Only isolationist candidate Ron Paul refrained from calling for the US to openly threaten a strike on Iran during the debate in Arizona. Newt Gingrich, Mitt Romney and Rick Santorum all said the White House had stumbled in publicly breaking with Israel on the issue.

“I do believe there are moments to preempt,” said ex-House Speaker Newt Gingrich. “You have an absolute moral obligation to defend the lives of your people by eliminating the capacity to get nuclear weapons.”

Gingrich also slammed Joint Chiefs of Staff head Gen. Martin Dempsey for calling Iran a rational actor in a recent interview.
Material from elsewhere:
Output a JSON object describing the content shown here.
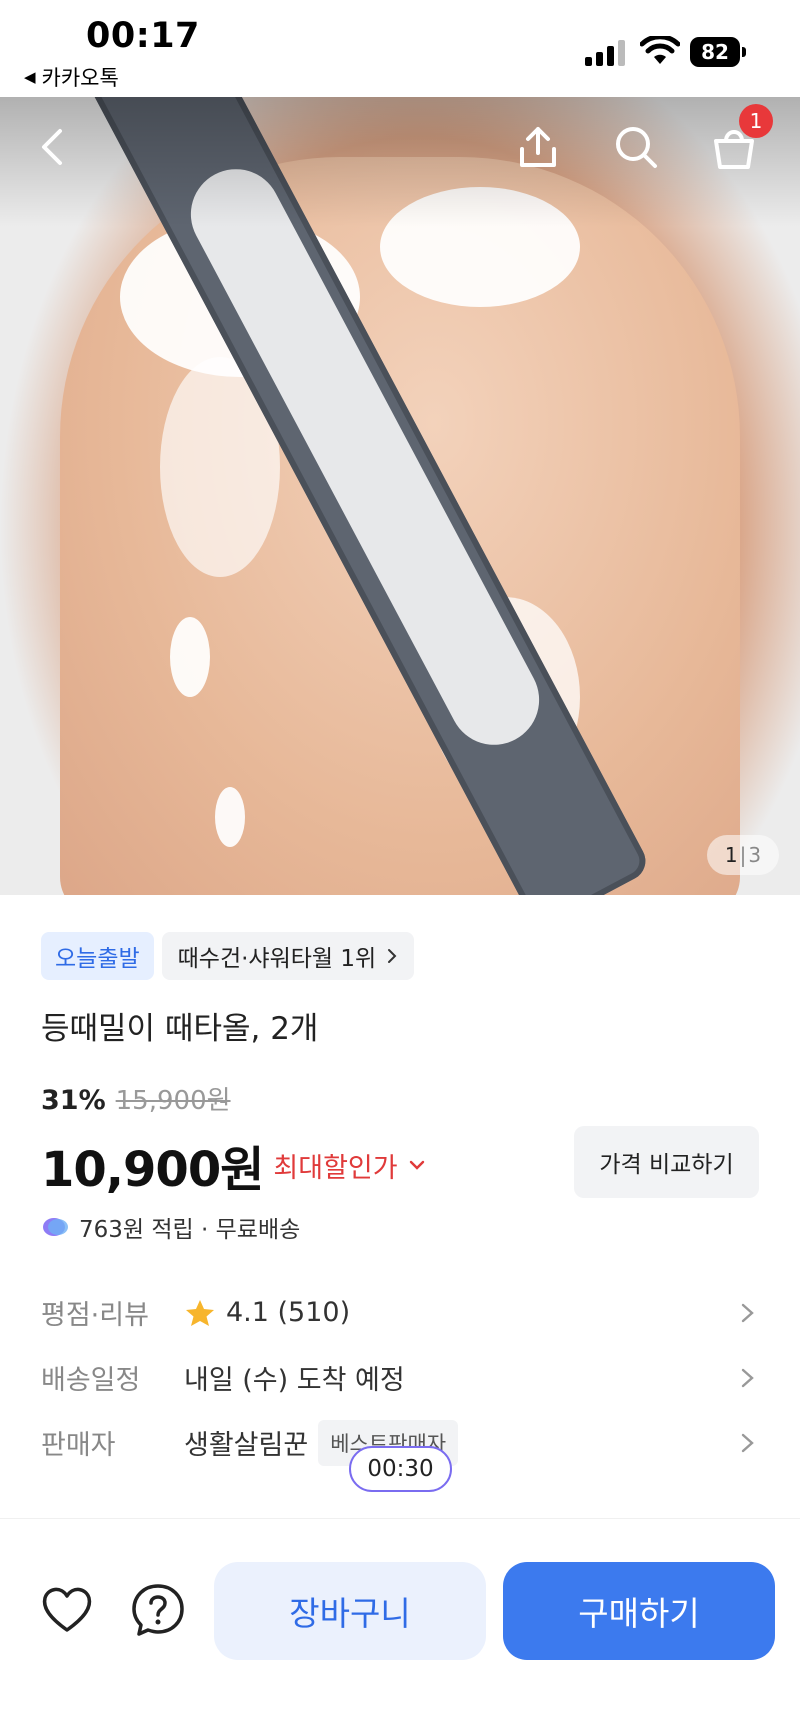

The four were responding to a question by moderator John King about whether they would have sided with the Obama administration or Jerusalem on the question of how best to deal with Iran. The White House has called for sanctions against Tehran to be given a chance to work, while foreign reports seem to point to an increasing willingness by Israel to knock out Iran’s nuclear program before it becomes operational.

Several administration officials have met with or spoken to Israeli officials recently, reportedly in an attempt to talk them down from an attack on Iran. US Director of National Intelligence James Clapper is due in Jerusalem Thursday for the same reason.

In the debate, Romney called the Iran issue Obama’s biggest failure, saying the president should make sure Tehran knows the military option is on the table. He added that the sanctions against the ruling regime of President Mahmoud Ahmadinejad were inadequate.

“This president should have put in crippling sanctions against Iran. He did not,” said Romney.

Santorum echoed his calls for a visible display, if not use, of force.

The debate, likely the last before the Republicans settle on a candidate to challenge Obama for the White House, focused mainly on domestic issues.